In 15 starts, Peavy has had only 6 Quality Starts (6 or more IP with 3 or less ER). Quality Starts isn't the "end all" stat, but it's better than nothing when determining if a pitcher is giving his team a chance to win. Looking at each game specifically, there were 2 more starts not considered Quality Starts but considered in my book to be good enough to give his team a chance to win (5 IP, 0 ER and 8.1 IP, 4 ER). That means that 8 times out of 15, Jake Peavy gave the White Sox a decent chance to win. Chicago's record in those 15 games? Yup, 8-7.
What do those numbers tell us? So far, Peavy has been an average to below average pitcher. Factor in the fact that Peavy is being paid like an ace ($15M this year, $16M next year, $17M in 2012) and much more than average is expected. If Peavy finishes 2012 and still has a 4.95 ERA and only throws Quality Starts in half of his games, yes, he will certainly be considered a bust.
As far as the biggest bust in Chicago, Alfonso Soriano and Carlos Zambrano fall into that category in recent years because of their absurd contracts and inability to unload them, but on the South Side, I can't think of a worse long term bust than Jaime Navarro. In the late '90s, the Sox were paying Navarro $5M per year for 3 years, which was a lot back then. What did Navarro do for the Sox? He started 87 tortuous games in 3 seasons, finishing his White Sox career with a 25-43 record and an embarrassing ERA of 6.06. Don't ask how a pitcher can lug a 6.06 ERA around and still manage to pitch 542 innings in 3 years.

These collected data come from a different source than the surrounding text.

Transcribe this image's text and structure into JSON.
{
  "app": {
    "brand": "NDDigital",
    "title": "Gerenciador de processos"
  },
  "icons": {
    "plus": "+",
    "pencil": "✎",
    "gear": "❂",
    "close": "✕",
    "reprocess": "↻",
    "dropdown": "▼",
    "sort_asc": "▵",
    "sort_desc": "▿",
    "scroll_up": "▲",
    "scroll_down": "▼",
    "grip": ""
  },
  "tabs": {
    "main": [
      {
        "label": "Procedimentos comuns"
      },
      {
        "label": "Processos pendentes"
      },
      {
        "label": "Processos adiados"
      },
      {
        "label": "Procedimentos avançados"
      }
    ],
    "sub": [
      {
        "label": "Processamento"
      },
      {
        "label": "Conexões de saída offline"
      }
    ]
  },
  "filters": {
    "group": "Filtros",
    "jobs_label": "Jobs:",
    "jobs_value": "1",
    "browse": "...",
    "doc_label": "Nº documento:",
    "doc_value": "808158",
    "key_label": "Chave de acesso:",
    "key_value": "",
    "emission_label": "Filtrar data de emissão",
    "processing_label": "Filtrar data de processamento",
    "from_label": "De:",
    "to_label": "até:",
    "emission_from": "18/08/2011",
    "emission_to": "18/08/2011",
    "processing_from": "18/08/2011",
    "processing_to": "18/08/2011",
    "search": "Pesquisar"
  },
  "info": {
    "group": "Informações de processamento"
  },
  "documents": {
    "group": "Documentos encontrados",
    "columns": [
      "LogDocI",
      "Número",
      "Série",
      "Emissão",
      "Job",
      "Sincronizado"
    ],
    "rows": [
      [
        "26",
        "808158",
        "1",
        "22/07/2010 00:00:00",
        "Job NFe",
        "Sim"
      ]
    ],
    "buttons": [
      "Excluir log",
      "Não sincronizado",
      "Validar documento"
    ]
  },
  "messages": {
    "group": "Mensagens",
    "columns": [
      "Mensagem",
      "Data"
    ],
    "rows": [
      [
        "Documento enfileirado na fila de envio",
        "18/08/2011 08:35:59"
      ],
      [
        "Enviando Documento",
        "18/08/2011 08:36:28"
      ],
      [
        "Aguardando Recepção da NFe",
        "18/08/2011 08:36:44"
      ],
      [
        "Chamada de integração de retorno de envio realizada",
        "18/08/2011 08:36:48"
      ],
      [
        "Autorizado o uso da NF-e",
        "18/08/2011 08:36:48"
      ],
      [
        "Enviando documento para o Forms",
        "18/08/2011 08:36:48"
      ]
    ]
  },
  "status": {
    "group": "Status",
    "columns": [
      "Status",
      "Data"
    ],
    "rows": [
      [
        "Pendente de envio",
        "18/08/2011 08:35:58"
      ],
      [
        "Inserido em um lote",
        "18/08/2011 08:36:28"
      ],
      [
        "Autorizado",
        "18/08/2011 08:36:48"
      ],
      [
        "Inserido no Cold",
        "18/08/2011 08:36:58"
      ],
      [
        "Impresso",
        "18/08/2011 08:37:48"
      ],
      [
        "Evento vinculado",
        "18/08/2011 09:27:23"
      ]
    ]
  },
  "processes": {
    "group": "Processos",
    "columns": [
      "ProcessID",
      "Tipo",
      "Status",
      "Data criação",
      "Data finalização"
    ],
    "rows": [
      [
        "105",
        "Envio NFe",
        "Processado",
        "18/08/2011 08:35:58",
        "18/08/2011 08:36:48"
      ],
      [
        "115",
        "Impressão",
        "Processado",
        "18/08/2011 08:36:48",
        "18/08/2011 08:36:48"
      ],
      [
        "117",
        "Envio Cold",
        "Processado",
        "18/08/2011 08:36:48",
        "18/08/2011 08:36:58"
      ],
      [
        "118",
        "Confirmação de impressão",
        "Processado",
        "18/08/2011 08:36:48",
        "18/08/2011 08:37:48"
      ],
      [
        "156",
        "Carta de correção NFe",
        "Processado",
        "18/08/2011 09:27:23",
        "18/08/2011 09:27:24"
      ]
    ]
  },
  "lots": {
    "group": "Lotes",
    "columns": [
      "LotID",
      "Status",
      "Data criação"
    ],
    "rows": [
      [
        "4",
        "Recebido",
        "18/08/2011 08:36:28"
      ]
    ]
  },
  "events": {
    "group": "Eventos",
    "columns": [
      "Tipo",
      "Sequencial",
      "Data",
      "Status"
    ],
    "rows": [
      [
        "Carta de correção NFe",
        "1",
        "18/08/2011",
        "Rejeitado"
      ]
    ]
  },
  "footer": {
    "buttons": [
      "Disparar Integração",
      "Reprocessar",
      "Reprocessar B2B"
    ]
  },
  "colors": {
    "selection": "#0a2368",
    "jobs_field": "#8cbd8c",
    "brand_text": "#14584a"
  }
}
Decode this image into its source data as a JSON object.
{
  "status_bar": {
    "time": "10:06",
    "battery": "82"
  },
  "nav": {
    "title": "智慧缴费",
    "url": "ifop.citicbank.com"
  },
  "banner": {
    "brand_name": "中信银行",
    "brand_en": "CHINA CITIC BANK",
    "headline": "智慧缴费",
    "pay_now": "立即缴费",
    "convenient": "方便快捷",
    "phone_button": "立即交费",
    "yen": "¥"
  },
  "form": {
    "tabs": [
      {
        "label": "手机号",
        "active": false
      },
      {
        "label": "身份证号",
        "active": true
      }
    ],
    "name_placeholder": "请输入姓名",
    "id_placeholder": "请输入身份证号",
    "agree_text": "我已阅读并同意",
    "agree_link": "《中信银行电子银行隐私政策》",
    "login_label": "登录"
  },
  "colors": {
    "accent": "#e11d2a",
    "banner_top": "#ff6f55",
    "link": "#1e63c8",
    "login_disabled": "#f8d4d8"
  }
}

While Chicago made the mistake of signing Navarro in the first place (his biggest asset was his durability, which becomes much less of an asset when the performance is bad), I consider Navarro to be the White Sox biggest bust in the past 20 years. Oddly enough, Peavy is in a similar situation because, like Navarro, the White Sox and their fans are probably expecting a bit more out of him than he actually has to offer, based on the Petco splits. Peavy has a long way to go before he matches Navarro, but a Quality Start every other outing at $15M+ per year would put Jake in serious contention of the big bust award. Until then, you can make your own Dolly Parton jokes and see if Peavy can get it turned around.